MC - Por que vocês estavam em exílio em Sintra?
PG - O Glauber tinha feito “A Idade da Terra” e nós fomos com ele para Veneza, eu ele e as crianças. O filme não teve uma boa acolhida no Brasil, pois tinha uma proposta muito à frente de seu tempo. E ele sofreu muito com isso, teve muitas decepções. Se sentiu exilado de novo. Então decidiu ir para Sintra, queria ficar isolado.

MC - Como eram esses meses em família?
PG - Foi um período muito interessante, bonito. Sintra é bucólica, é pra onde iam os poetas românticos, como o Lord Byron. Foi fértil. Ele escreveu vários roteiros. O Glauber tinha uma disciplina inacreditável, era muito rigoroso e certinho. As pessoas têm uma visão de que ele tinha uma personalidade exuberante, mas ele começava a trabalhar na máquina de escrever às 8h, ia até as 12h, almoçava e depois retomava.
O problema é que havia sido uma longa batalha mesmo. E aquilo afetou a saúde dele. Eu costumo dizer que, às vezes, o quando o guerreiro repousa, o seu corpo não resiste. Ele não resistiu.

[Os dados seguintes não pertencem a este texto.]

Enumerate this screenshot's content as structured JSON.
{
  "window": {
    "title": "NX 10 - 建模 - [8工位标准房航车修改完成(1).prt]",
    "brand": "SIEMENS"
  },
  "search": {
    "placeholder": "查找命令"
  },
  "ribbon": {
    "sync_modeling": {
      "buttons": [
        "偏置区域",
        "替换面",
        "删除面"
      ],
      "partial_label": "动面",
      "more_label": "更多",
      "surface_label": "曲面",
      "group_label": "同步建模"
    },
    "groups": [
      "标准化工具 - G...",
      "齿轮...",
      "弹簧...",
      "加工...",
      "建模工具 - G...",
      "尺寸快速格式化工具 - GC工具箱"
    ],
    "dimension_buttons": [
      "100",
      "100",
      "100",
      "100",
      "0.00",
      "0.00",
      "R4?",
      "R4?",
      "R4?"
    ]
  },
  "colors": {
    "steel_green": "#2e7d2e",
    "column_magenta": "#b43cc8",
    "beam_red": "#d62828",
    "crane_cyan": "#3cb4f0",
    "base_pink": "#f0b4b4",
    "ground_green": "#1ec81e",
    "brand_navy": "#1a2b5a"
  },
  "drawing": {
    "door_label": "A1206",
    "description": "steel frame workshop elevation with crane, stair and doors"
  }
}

MC - Você esteve com Glauber nos últimos anos da vida dele. Como é sobreviver à morte de um grande amor como esse?
PG - Caracas, é difícil. Foi para isso que fiz o filme. Eu tenho muitos amores, sou uma mulher apaixonada. Mas os grandes amores permanecem.

MC - Você guarda muitas coisas do Glauber?
PG - Guardo porque ele foi um homem importante. Ele não foi um grande amor só para mim, mas também para quem ama o cinema dele, para quem segue suas ideias. Não é um privilegio meu, que fui companheira dele... [Paula se desculpa por não conter o choro]. Eu fico emocionada. Esse amor não me pertence, é um amor coletivo, porque ele é um homem público.

MC - Assim como ele, você é uma artista [Paula é cineasta e poeta]. O que Glauber lhe ensinou sobre arte?
PG - O Glauber deixou uma lição para muitos artistas, que é a possibilidade da invenção, da liberdade, e de lutar por isso. De ter coragem, ter uma ética e uma estética. Na história da humanidade você vê gente que aderiu a movimentos de extrema direita e teve obras artísticas revolucionárias. Mas é essa coerência [que esses artistas não tiveram] que o Glauber deixou.

MC - O mundo conhece o Glauber intelectual, cineasta. Como era o Glauber pai e marido?
PG - Ele era muito dedicado. Era generoso, carinhoso, como os pais têm de ser. A generosidade é do carater do Glauber, ele sempre se doou muito aos amigos também. É muito bonito a parte [do filme] em que ele canta com as crianças. A Ava fica repetindo, e agora ela se tornou uma cantora incrível.

MC - Você se apaixonou novamente depois de Glauber?
PG -
Sim, me apaixonei. Eu tenho uma filha de 20 anos que é fruto de outra paixão. Eu sou uma mulher de grandes paixões, espontânea e intuitiva. É a minha maneira de me dedicar às coisas de coração aberto.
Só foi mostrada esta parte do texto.